All of you have stories to tell. We are putting together a tribute book, a collection of your personal testimonies that you sent in -- and thank you so much for all those precious stories -- in honor of the 40 years of your life of faith. As I was reading through your stories I realized how each of you has been prepared and hand-picked. I read a story about Mr. Ron Pine, quite the motorcyclist back then -- I think you were hanging out with the Hell's Angels -- and then you met True Parents. And I read about a sister who in her dream was taught to look for True Parents.

There are so many moving testimonies of how we came to understand the beauty of who our Father and Mother are. Those testimonies are precious stories that I look forward to sharing with my children and their children and so on. All of you sitting here tonight are the true disciples of our True Parents, and in a sense you have completed your mission in keeping them alive.

Now it is our responsibility as the second, third, and fourth generations to make True Parents real and to make our faith one of loving life. In the time of the wilderness, of indemnity and restoration, there was a great deal of suffering and misery. But as we come out of the wilderness and look upon the shining era of settlement with our children and their children, this is an amazing time when we can stand as proud sons and daughters of God and as proud disciples of our True Parents. This is a time when, together as a community, we need to start loving life.

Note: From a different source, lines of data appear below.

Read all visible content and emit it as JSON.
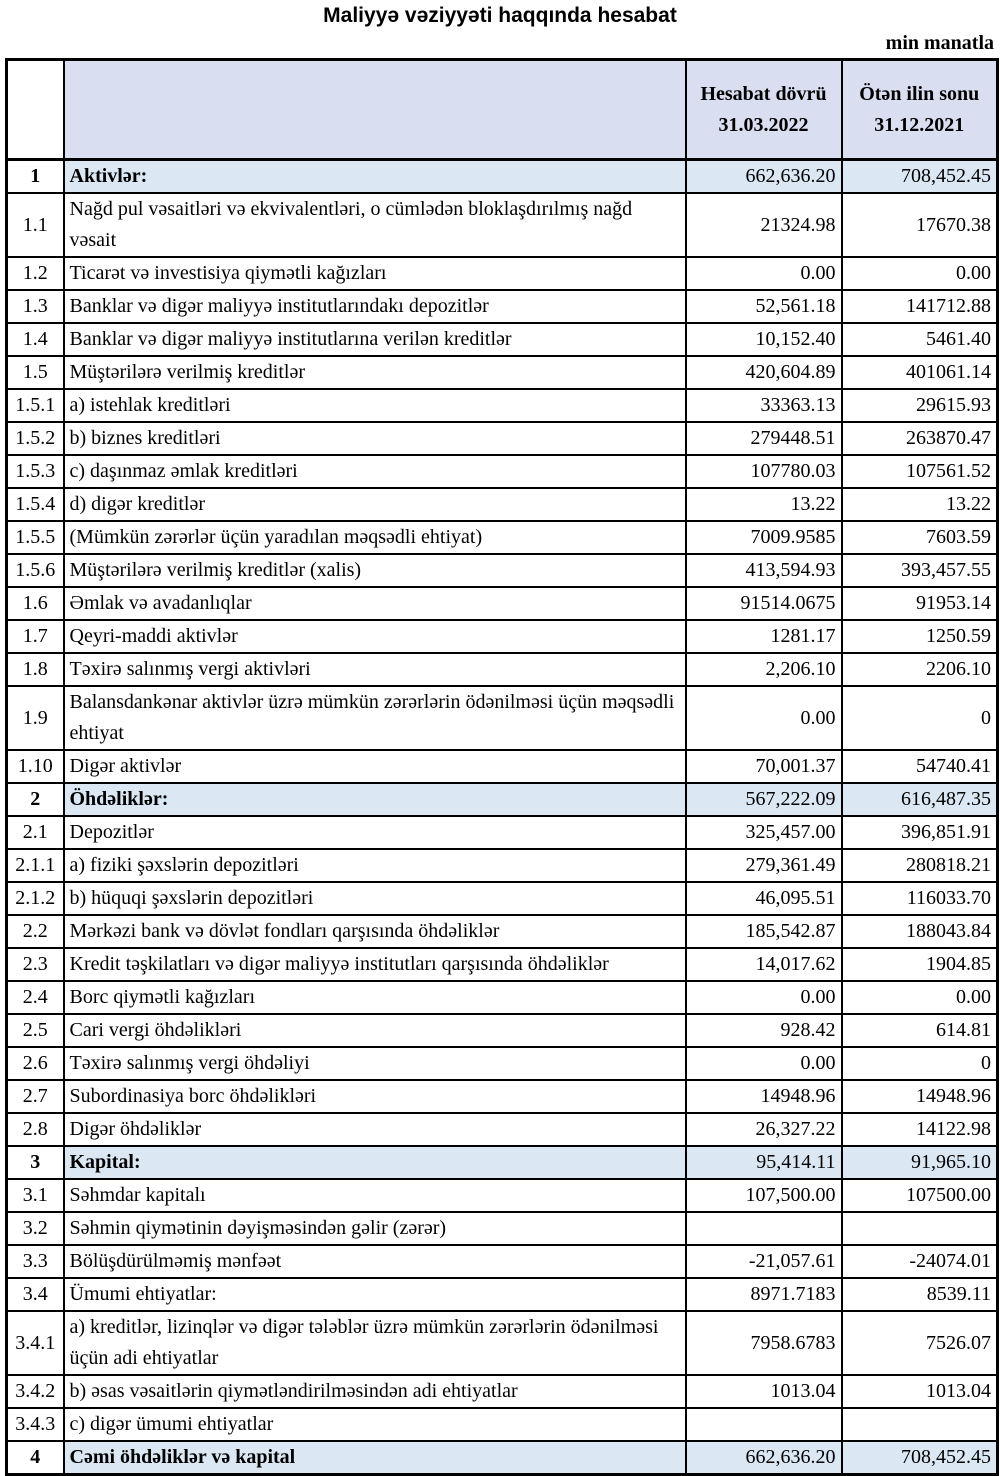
{
  "page": {
    "title": "Maliyyə vəziyyəti haqqında hesabat",
    "unit_note": "min manatla"
  },
  "table": {
    "header": {
      "current_period": {
        "label": "Hesabat dövrü",
        "date": "31.03.2022"
      },
      "previous_period": {
        "label": "Ötən ilin sonu",
        "date": "31.12.2021"
      }
    },
    "rows": [
      {
        "num": "1",
        "desc": "Aktivlər:",
        "cur": "662,636.20",
        "prev": "708,452.45",
        "type": "section"
      },
      {
        "num": "1.1",
        "desc": "Nağd pul vəsaitləri və  ekvivalentləri, o cümlədən bloklaşdırılmış nağd vəsait",
        "cur": "21324.98",
        "prev": "17670.38"
      },
      {
        "num": "1.2",
        "desc": "Ticarət və investisiya qiymətli kağızları",
        "cur": "0.00",
        "prev": "0.00"
      },
      {
        "num": "1.3",
        "desc": "Banklar və digər maliyyə institutlarındakı depozitlər",
        "cur": "52,561.18",
        "prev": "141712.88"
      },
      {
        "num": "1.4",
        "desc": "Banklar və digər maliyyə institutlarına verilən kreditlər",
        "cur": "10,152.40",
        "prev": "5461.40"
      },
      {
        "num": "1.5",
        "desc": "Müştərilərə verilmiş kreditlər",
        "cur": "420,604.89",
        "prev": "401061.14"
      },
      {
        "num": "1.5.1",
        "desc": "a) istehlak kreditləri",
        "cur": "33363.13",
        "prev": "29615.93"
      },
      {
        "num": "1.5.2",
        "desc": "b) biznes kreditləri",
        "cur": "279448.51",
        "prev": "263870.47"
      },
      {
        "num": "1.5.3",
        "desc": "c) daşınmaz əmlak kreditləri",
        "cur": "107780.03",
        "prev": "107561.52"
      },
      {
        "num": "1.5.4",
        "desc": "d) digər kreditlər",
        "cur": "13.22",
        "prev": "13.22"
      },
      {
        "num": "1.5.5",
        "desc": "(Mümkün zərərlər üçün yaradılan məqsədli ehtiyat)",
        "cur": "7009.9585",
        "prev": "7603.59"
      },
      {
        "num": "1.5.6",
        "desc": "Müştərilərə verilmiş kreditlər (xalis)",
        "cur": "413,594.93",
        "prev": "393,457.55"
      },
      {
        "num": "1.6",
        "desc": "Əmlak və avadanlıqlar",
        "cur": "91514.0675",
        "prev": "91953.14"
      },
      {
        "num": "1.7",
        "desc": "Qeyri-maddi aktivlər",
        "cur": "1281.17",
        "prev": "1250.59"
      },
      {
        "num": "1.8",
        "desc": "Təxirə salınmış vergi aktivləri",
        "cur": "2,206.10",
        "prev": "2206.10"
      },
      {
        "num": "1.9",
        "desc": "Balansdankənar aktivlər üzrə mümkün zərərlərin ödənilməsi üçün məqsədli ehtiyat",
        "cur": "0.00",
        "prev": "0"
      },
      {
        "num": "1.10",
        "desc": "Digər aktivlər",
        "cur": "70,001.37",
        "prev": "54740.41"
      },
      {
        "num": "2",
        "desc": "Öhdəliklər:",
        "cur": "567,222.09",
        "prev": "616,487.35",
        "type": "section"
      },
      {
        "num": "2.1",
        "desc": "Depozitlər",
        "cur": "325,457.00",
        "prev": "396,851.91"
      },
      {
        "num": "2.1.1",
        "desc": "a) fiziki şəxslərin depozitləri",
        "cur": "279,361.49",
        "prev": "280818.21"
      },
      {
        "num": "2.1.2",
        "desc": "b) hüquqi şəxslərin depozitləri",
        "cur": "46,095.51",
        "prev": "116033.70"
      },
      {
        "num": "2.2",
        "desc": "Mərkəzi bank və dövlət fondları qarşısında öhdəliklər",
        "cur": "185,542.87",
        "prev": "188043.84"
      },
      {
        "num": "2.3",
        "desc": "Kredit təşkilatları və digər maliyyə institutları qarşısında öhdəliklər",
        "cur": "14,017.62",
        "prev": "1904.85"
      },
      {
        "num": "2.4",
        "desc": "Borc qiymətli kağızları",
        "cur": "0.00",
        "prev": "0.00"
      },
      {
        "num": "2.5",
        "desc": "Cari vergi öhdəlikləri",
        "cur": "928.42",
        "prev": "614.81"
      },
      {
        "num": "2.6",
        "desc": "Təxirə salınmış vergi öhdəliyi",
        "cur": "0.00",
        "prev": "0"
      },
      {
        "num": "2.7",
        "desc": "Subordinasiya borc öhdəlikləri",
        "cur": "14948.96",
        "prev": "14948.96"
      },
      {
        "num": "2.8",
        "desc": "Digər öhdəliklər",
        "cur": "26,327.22",
        "prev": "14122.98"
      },
      {
        "num": "3",
        "desc": "Kapital:",
        "cur": "95,414.11",
        "prev": "91,965.10",
        "type": "section"
      },
      {
        "num": "3.1",
        "desc": "Səhmdar kapitalı",
        "cur": "107,500.00",
        "prev": "107500.00"
      },
      {
        "num": "3.2",
        "desc": "Səhmin qiymətinin dəyişməsindən gəlir (zərər)",
        "cur": "",
        "prev": ""
      },
      {
        "num": "3.3",
        "desc": "Bölüşdürülməmiş mənfəət",
        "cur": "-21,057.61",
        "prev": "-24074.01"
      },
      {
        "num": "3.4",
        "desc": "Ümumi ehtiyatlar:",
        "cur": "8971.7183",
        "prev": "8539.11"
      },
      {
        "num": "3.4.1",
        "desc": "a) kreditlər, lizinqlər və digər tələblər üzrə mümkün zərərlərin ödənilməsi üçün adi ehtiyatlar",
        "cur": "7958.6783",
        "prev": "7526.07"
      },
      {
        "num": "3.4.2",
        "desc": "b) əsas vəsaitlərin qiymətləndirilməsindən adi ehtiyatlar",
        "cur": "1013.04",
        "prev": "1013.04"
      },
      {
        "num": "3.4.3",
        "desc": "c) digər ümumi ehtiyatlar",
        "cur": "",
        "prev": ""
      },
      {
        "num": "4",
        "desc": "Cəmi öhdəliklər və kapital",
        "cur": "662,636.20",
        "prev": "708,452.45",
        "type": "section"
      }
    ]
  },
  "colors": {
    "header_bg": "#d9dff0",
    "section_row_bg": "#dbe8f4",
    "border": "#000000",
    "text": "#000000"
  }
}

We need to start living for the sake of others in a way that brings satisfaction, fulfillment, and growth as well as prosperity.

I can see a time coming. Brothers and sisters, we have to be prepared because the floodgates are opening. I see signs in ministers who have come to experience our worship and our community. I see signs in students from the top universities in America who have come as guests at a CARP ball or service or participated in ballroom dancing. These people know that our community is different. They know that there's something unique and beautiful about our community and they want to learn more. Since we formally implemented our new membership guidelines in August, we have over 32 new brothers and sisters through our Lovin' Life Ministries. It's only the beginning.

Brothers and sisters, this is an incredible time. The fact that because of your life of faith and because of your dedication we can stand in a beautiful hall like the Grand Ballroom in the Manhattan Center is really a tribute to you, our True Parents, and our Heavenly Parent.

So as we move forward, as our movement grows in height, in magnitude, and in the ability to move the worldwide community to understand who True Parents are, it is my desire as the senior pastor for the young people of our movement to grow deeper in our understanding of the tradition we come from and of the kind of parents that have graced and touched our lives. I want the young people of our movement to be proud of the heritage that we come from. This heritage is made more precious in knowing that it comes from God and our True Parents.

So, brothers and sisters, we have so much to look forward to. We have so much celebrating to do. In honor of you, I want to open up the floor for music, dancing, and just having a wonderful time to enjoy each other's company.

Once again, brothers and sisters, thank you for allowing me to stand. Thank you for allowing the True Family to stand. But thank you for allowing our True Parents to stand as the True Parents of humankind. Thank you.